To use the component, first select the operation you need in the “Operation” field.
Inputs
The following fields are available to configure this component. Each field may be visible in different operations:
-
Embedding: The embedding model that turns text into vectors.
- Visible in: Add, Search, Retriever
-
Ingest Data: The documents you want to add to the index.
- Visible in: Add
-
Operation: Choose which operation to perform (Add, Search, or Retriever).
- Visible in: Add, Search, Retriever
-
Allow Dangerous Deserialization: Set to True to allow loading pickle files from untrusted sources. Only enable this if you trust the source of the data.
- Visible in: Add, Search, Retriever
-
Index Name: The name of the FAISS index file.
- Visible in: Add, Search, Retriever
-
Number of Results: Number of results to return.
- Visible in: Add, Search, Retriever
-
Persist Directory: Path to save the FAISS index. It will be relative to where Nappai is running.
- Visible in: Add, Search, Retriever
-
Search Query: Enter a search query. Leave empty to retrieve all documents.
- Visible in: Search
-
Search Score Threshold: Minimum similarity score threshold for search results. (when using ‘Similarity with score threshold’)
- Visible in: Add, Search, Retriever
Outputs
- Retriever: A retriever object that can be used by other components to fetch relevant documents.
- Results: A list of documents that match the search query, each with a similarity score.
- Vector Store: The underlying FAISS vector store object, useful for advanced customizations.
Usage Example
Adding Documents
- Set Operation to Add.
- Connect your embedding model to Embedding.
- Drag your document data into Ingest Data.
- Choose a folder name in Persist Directory (e.g.,
my_docs
). - Click Run. The documents are now stored in
faiss_db/my_docs
.
Searching
- Set Operation to Search.
- Connect the same embedding model to Embedding.
- Enter a query in Search Query (e.g., “machine learning”).
- Optionally adjust Number of Results and Search Score Threshold.
- Click Run. The component returns the top matching documents in Results.
Related Components
- Embeddings – Create the vector representations that FAISS uses.
- Retriever – Use the retriever output from FAISS in downstream components.
- Vector Store – General interface for storing and retrieving vectors; FAISS is one implementation.
Tips and Best Practices
- Keep the Persist Directory small and organized; large indexes can slow down loading.
- Use a consistent embedding model across all operations to ensure comparable results.
- If you only need to retrieve documents without storing them, use the Retriever operation for faster performance.

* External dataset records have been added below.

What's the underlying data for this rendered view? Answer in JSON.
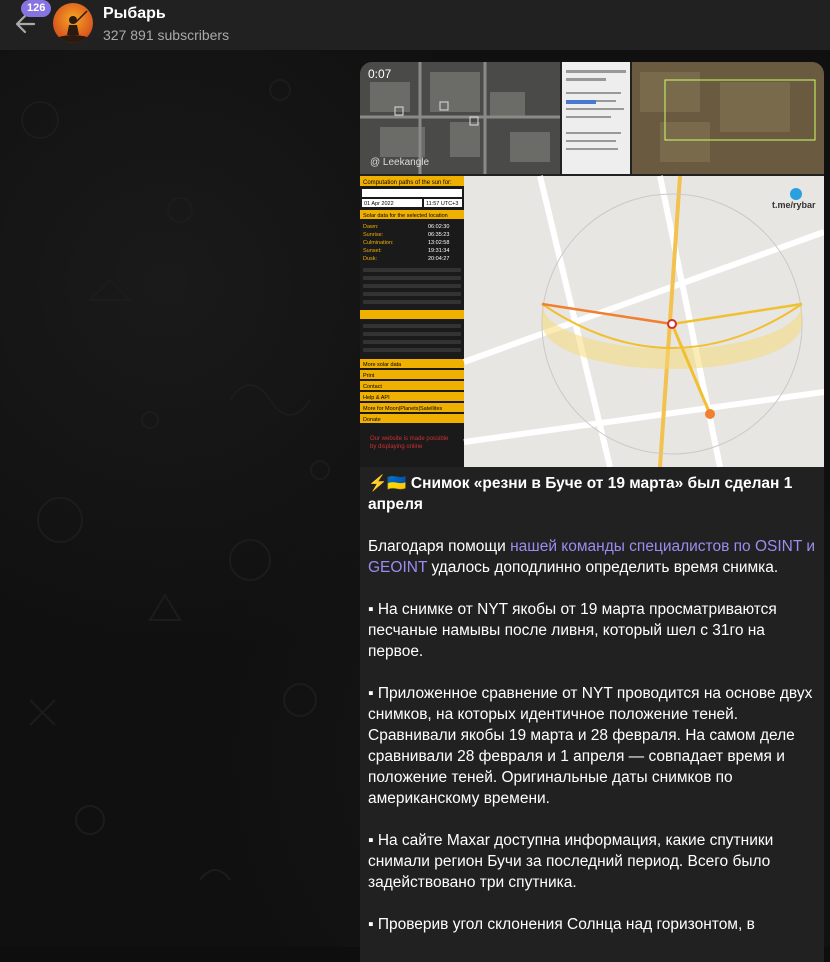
{
  "header": {
    "unread_badge": "126",
    "channel_name": "Рыбарь",
    "subscribers": "327 891 subscribers"
  },
  "media": {
    "video_time": "0:07",
    "watermark": "t.me/rybar",
    "map_sidebar_title": "Computation paths of the sun for:",
    "map_sidebar_date": "01 Apr 2022",
    "map_sidebar_time": "11:57 UTC+3",
    "map_sidebar_section": "Solar data for the selected location",
    "map_sidebar_values": [
      "06:02:30",
      "06:35:23",
      "13:02:58",
      "19:31:34",
      "20:04:27"
    ],
    "map_sidebar_links": [
      "More solar data",
      "Print",
      "Contact",
      "Help & API",
      "More for Moon|Planets|Satellites",
      "Donate"
    ]
  },
  "post": {
    "headline_icons": "⚡🇺🇦",
    "headline": "Снимок «резни в Буче от 19 марта» был сделан 1 апреля",
    "p1_before": "Благодаря помощи ",
    "p1_link": "нашей команды специалистов по OSINT и GEOINT",
    "p1_after": " удалось доподлинно определить время снимка.",
    "bullet": "▪",
    "p2": "На снимке от NYT якобы от 19 марта просматриваются песчаные намывы после ливня, который шел с 31го на первое.",
    "p3": "Приложенное сравнение от NYT проводится на основе двух снимков, на которых идентичное положение теней. Сравнивали якобы 19 марта и 28 февраля. На самом деле сравнивали 28 февраля и 1 апреля — совпадает время и положение теней. Оригинальные даты снимков по американскому времени.",
    "p4": "На сайте Maxar доступна информация, какие спутники снимали регион Бучи за последний период. Всего было задействовано три спутника.",
    "p5": "Проверив угол склонения Солнца над горизонтом, в"
  },
  "colors": {
    "accent": "#8774e1",
    "link": "#9b8cf0",
    "sun_path": "#f0c030",
    "sunrise_line": "#f08030"
  }
}
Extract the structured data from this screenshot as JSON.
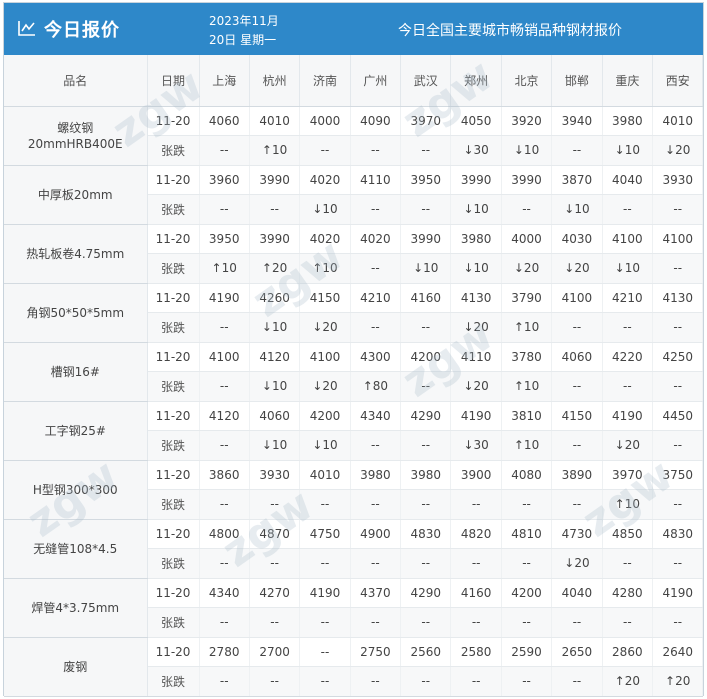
{
  "header": {
    "title": "今日报价",
    "date_line1": "2023年11月",
    "date_line2": "20日  星期一",
    "subtitle": "今日全国主要城市畅销品种钢材报价"
  },
  "table": {
    "col_product": "品名",
    "col_date": "日期",
    "cities": [
      "上海",
      "杭州",
      "济南",
      "广州",
      "武汉",
      "郑州",
      "北京",
      "邯郸",
      "重庆",
      "西安"
    ],
    "change_label": "张跌",
    "rows": [
      {
        "name": "螺纹钢",
        "name2": "20mmHRB400E",
        "date": "11-20",
        "prices": [
          "4060",
          "4010",
          "4000",
          "4090",
          "3970",
          "4050",
          "3920",
          "3940",
          "3980",
          "4010"
        ],
        "changes": [
          "--",
          "↑10",
          "--",
          "--",
          "--",
          "↓30",
          "↓10",
          "--",
          "↓10",
          "↓20"
        ]
      },
      {
        "name": "中厚板20mm",
        "name2": "",
        "date": "11-20",
        "prices": [
          "3960",
          "3990",
          "4020",
          "4110",
          "3950",
          "3990",
          "3990",
          "3870",
          "4040",
          "3930"
        ],
        "changes": [
          "--",
          "--",
          "↓10",
          "--",
          "--",
          "↓10",
          "--",
          "↓10",
          "--",
          "--"
        ]
      },
      {
        "name": "热轧板卷4.75mm",
        "name2": "",
        "date": "11-20",
        "prices": [
          "3950",
          "3990",
          "4020",
          "4020",
          "3990",
          "3980",
          "4000",
          "4030",
          "4100",
          "4100"
        ],
        "changes": [
          "↑10",
          "↑20",
          "↑10",
          "--",
          "↓10",
          "↓10",
          "↓20",
          "↓20",
          "↓10",
          "--"
        ]
      },
      {
        "name": "角钢50*50*5mm",
        "name2": "",
        "date": "11-20",
        "prices": [
          "4190",
          "4260",
          "4150",
          "4210",
          "4160",
          "4130",
          "3790",
          "4100",
          "4210",
          "4130"
        ],
        "changes": [
          "--",
          "↓10",
          "↓20",
          "--",
          "--",
          "↓20",
          "↑10",
          "--",
          "--",
          "--"
        ]
      },
      {
        "name": "槽钢16#",
        "name2": "",
        "date": "11-20",
        "prices": [
          "4100",
          "4120",
          "4100",
          "4300",
          "4200",
          "4110",
          "3780",
          "4060",
          "4220",
          "4250"
        ],
        "changes": [
          "--",
          "↓10",
          "↓20",
          "↑80",
          "--",
          "↓20",
          "↑10",
          "--",
          "--",
          "--"
        ]
      },
      {
        "name": "工字钢25#",
        "name2": "",
        "date": "11-20",
        "prices": [
          "4120",
          "4060",
          "4200",
          "4340",
          "4290",
          "4190",
          "3810",
          "4150",
          "4190",
          "4450"
        ],
        "changes": [
          "--",
          "↓10",
          "↓10",
          "--",
          "--",
          "↓30",
          "↑10",
          "--",
          "↓20",
          "--"
        ]
      },
      {
        "name": "H型钢300*300",
        "name2": "",
        "date": "11-20",
        "prices": [
          "3860",
          "3930",
          "4010",
          "3980",
          "3980",
          "3900",
          "4080",
          "3890",
          "3970",
          "3750"
        ],
        "changes": [
          "--",
          "--",
          "--",
          "--",
          "--",
          "--",
          "--",
          "--",
          "↑10",
          "--"
        ]
      },
      {
        "name": "无缝管108*4.5",
        "name2": "",
        "date": "11-20",
        "prices": [
          "4800",
          "4870",
          "4750",
          "4900",
          "4830",
          "4820",
          "4810",
          "4730",
          "4850",
          "4830"
        ],
        "changes": [
          "--",
          "--",
          "--",
          "--",
          "--",
          "--",
          "--",
          "↓20",
          "--",
          "--"
        ]
      },
      {
        "name": "焊管4*3.75mm",
        "name2": "",
        "date": "11-20",
        "prices": [
          "4340",
          "4270",
          "4190",
          "4370",
          "4290",
          "4160",
          "4200",
          "4040",
          "4280",
          "4190"
        ],
        "changes": [
          "--",
          "--",
          "--",
          "--",
          "--",
          "--",
          "--",
          "--",
          "--",
          "--"
        ]
      },
      {
        "name": "废钢",
        "name2": "",
        "date": "11-20",
        "prices": [
          "2780",
          "2700",
          "--",
          "2750",
          "2560",
          "2580",
          "2590",
          "2650",
          "2860",
          "2640"
        ],
        "changes": [
          "--",
          "--",
          "--",
          "--",
          "--",
          "--",
          "--",
          "--",
          "↑20",
          "↑20"
        ]
      }
    ]
  },
  "colors": {
    "header_bg": "#2e88c9",
    "up": "#e02020",
    "down": "#2eaa2e"
  },
  "icons": {
    "header": "line-chart-icon"
  }
}
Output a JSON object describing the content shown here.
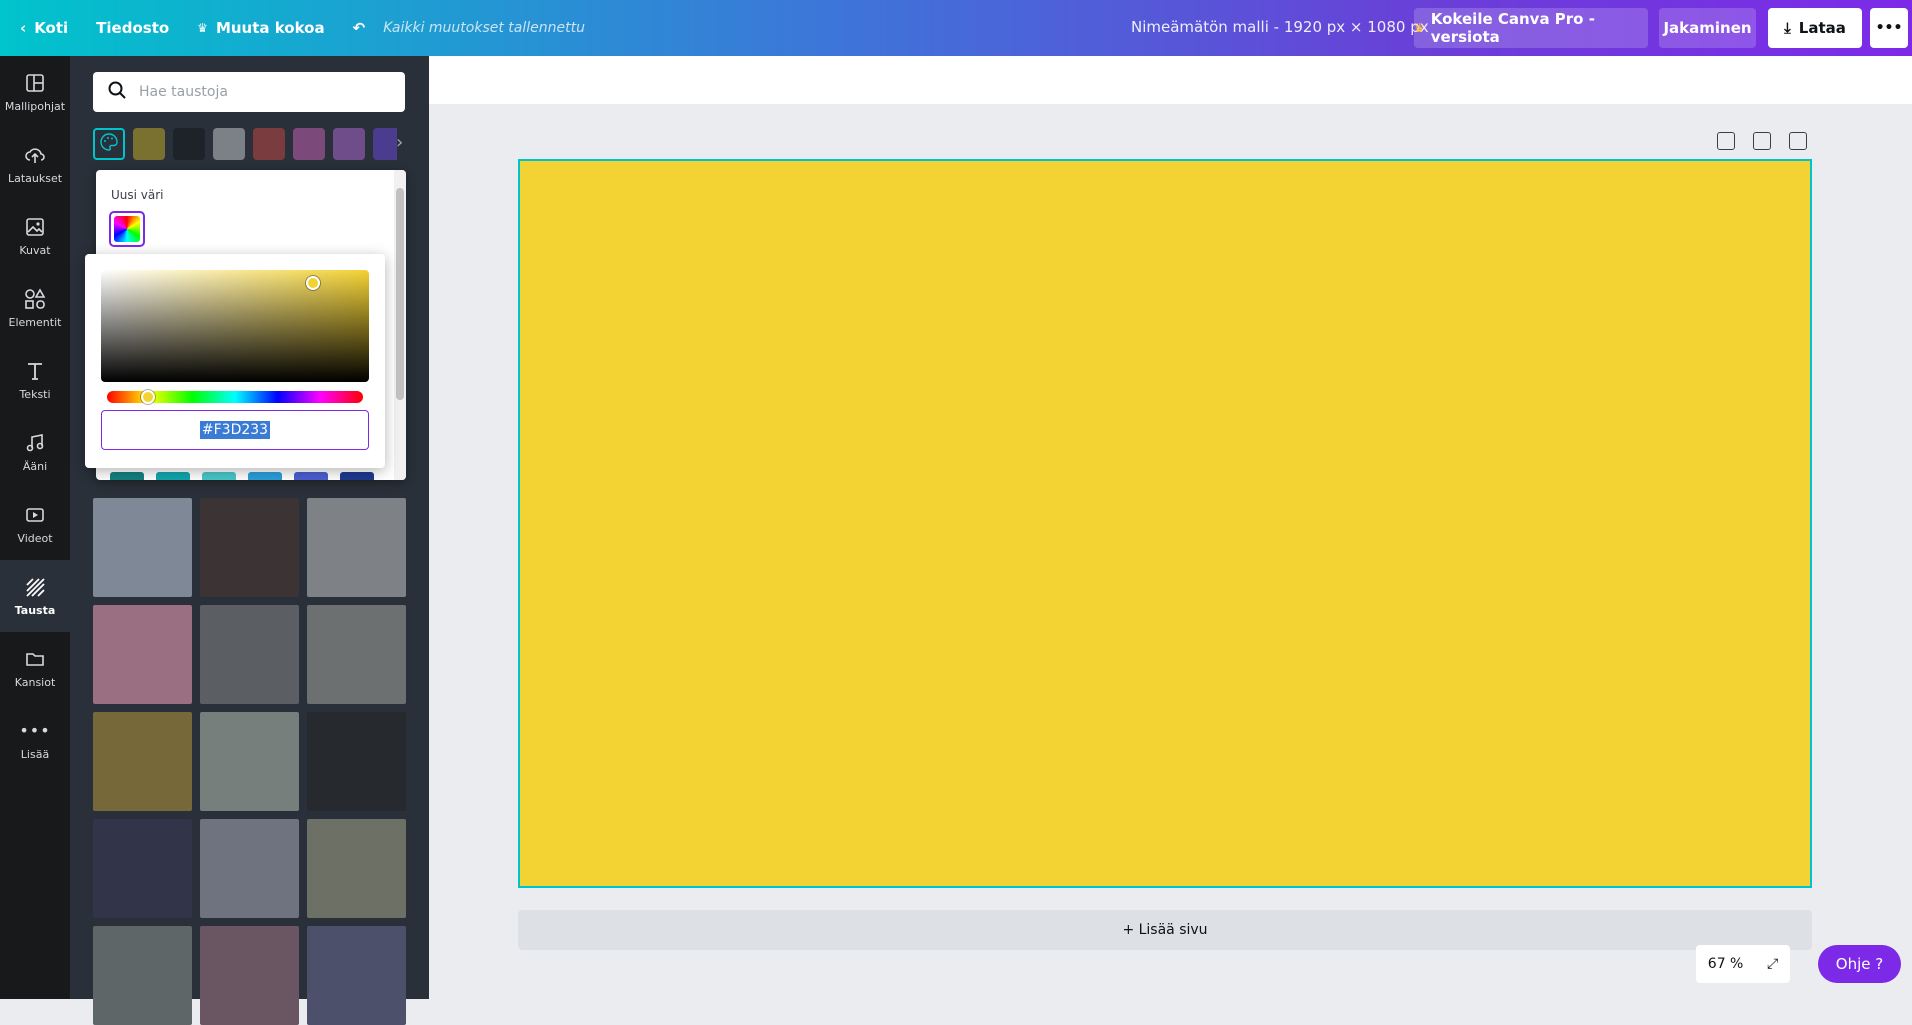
{
  "topbar": {
    "home": "Koti",
    "file": "Tiedosto",
    "resize": "Muuta kokoa",
    "saved": "Kaikki muutokset tallennettu",
    "title": "Nimeämätön malli - 1920 px × 1080 px",
    "pro": "Kokeile Canva Pro -versiota",
    "share": "Jakaminen",
    "download": "Lataa",
    "more": "•••"
  },
  "rail": [
    {
      "label": "Mallipohjat",
      "icon": "templates-icon"
    },
    {
      "label": "Lataukset",
      "icon": "upload-icon"
    },
    {
      "label": "Kuvat",
      "icon": "photos-icon"
    },
    {
      "label": "Elementit",
      "icon": "elements-icon"
    },
    {
      "label": "Teksti",
      "icon": "text-icon"
    },
    {
      "label": "Ääni",
      "icon": "audio-icon"
    },
    {
      "label": "Videot",
      "icon": "video-icon"
    },
    {
      "label": "Tausta",
      "icon": "background-icon"
    },
    {
      "label": "Kansiot",
      "icon": "folder-icon"
    },
    {
      "label": "Lisää",
      "icon": "more-icon"
    }
  ],
  "panel": {
    "search_placeholder": "Hae taustoja",
    "swatches": [
      "#7a7130",
      "#1e2329",
      "#7c8087",
      "#7a3c3f",
      "#7b4a7a",
      "#6e4d8a",
      "#4b3c8f"
    ],
    "new_color_label": "Uusi väri",
    "hex_value": "#F3D233",
    "bottom_swatches": [
      "#14807f",
      "#12a5ad",
      "#48c7c9",
      "#2b9fd9",
      "#4a5fd0",
      "#1d3a8f"
    ],
    "tiles": [
      "#7f8896",
      "#3c3434",
      "#7e8287",
      "#9a6f82",
      "#5b5f63",
      "#6d7071",
      "#77683a",
      "#777f7c",
      "#26292d",
      "#32344a",
      "#6f7380",
      "#6d7064",
      "#5e6668",
      "#6a5663",
      "#4c506a"
    ]
  },
  "canvas": {
    "color": "#F3D233",
    "add_page": "+ Lisää sivu"
  },
  "zoom": "67 %",
  "help": "Ohje ?"
}
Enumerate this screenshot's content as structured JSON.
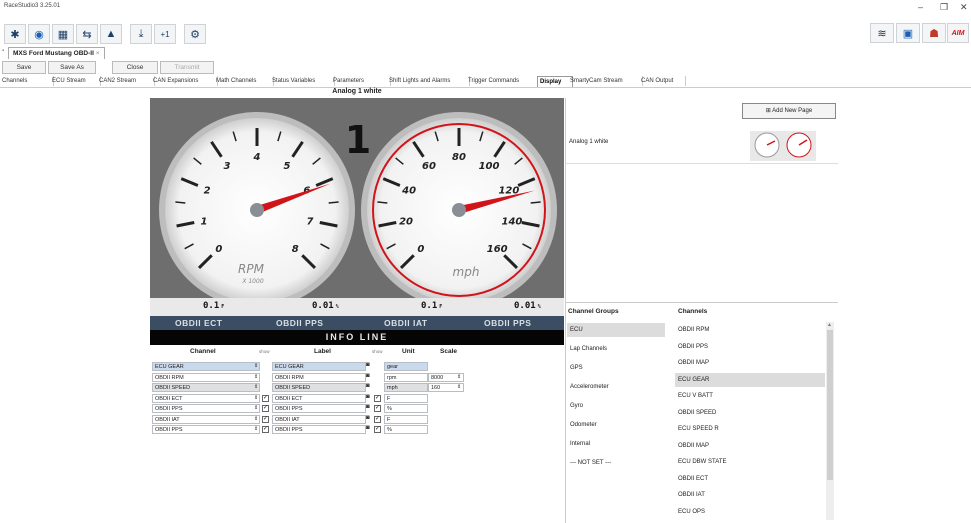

- Set Search Score Threshold carefully; a high value may return fewer results but with higher relevance.
Security Considerations
- Allow Dangerous Deserialization is set to True by default. Only enable it if you trust the source of the data, as it can load arbitrary pickle files.
- Store the FAISS index in a secure location if it contains sensitive information.
- Regularly back up the Persist Directory to prevent data loss.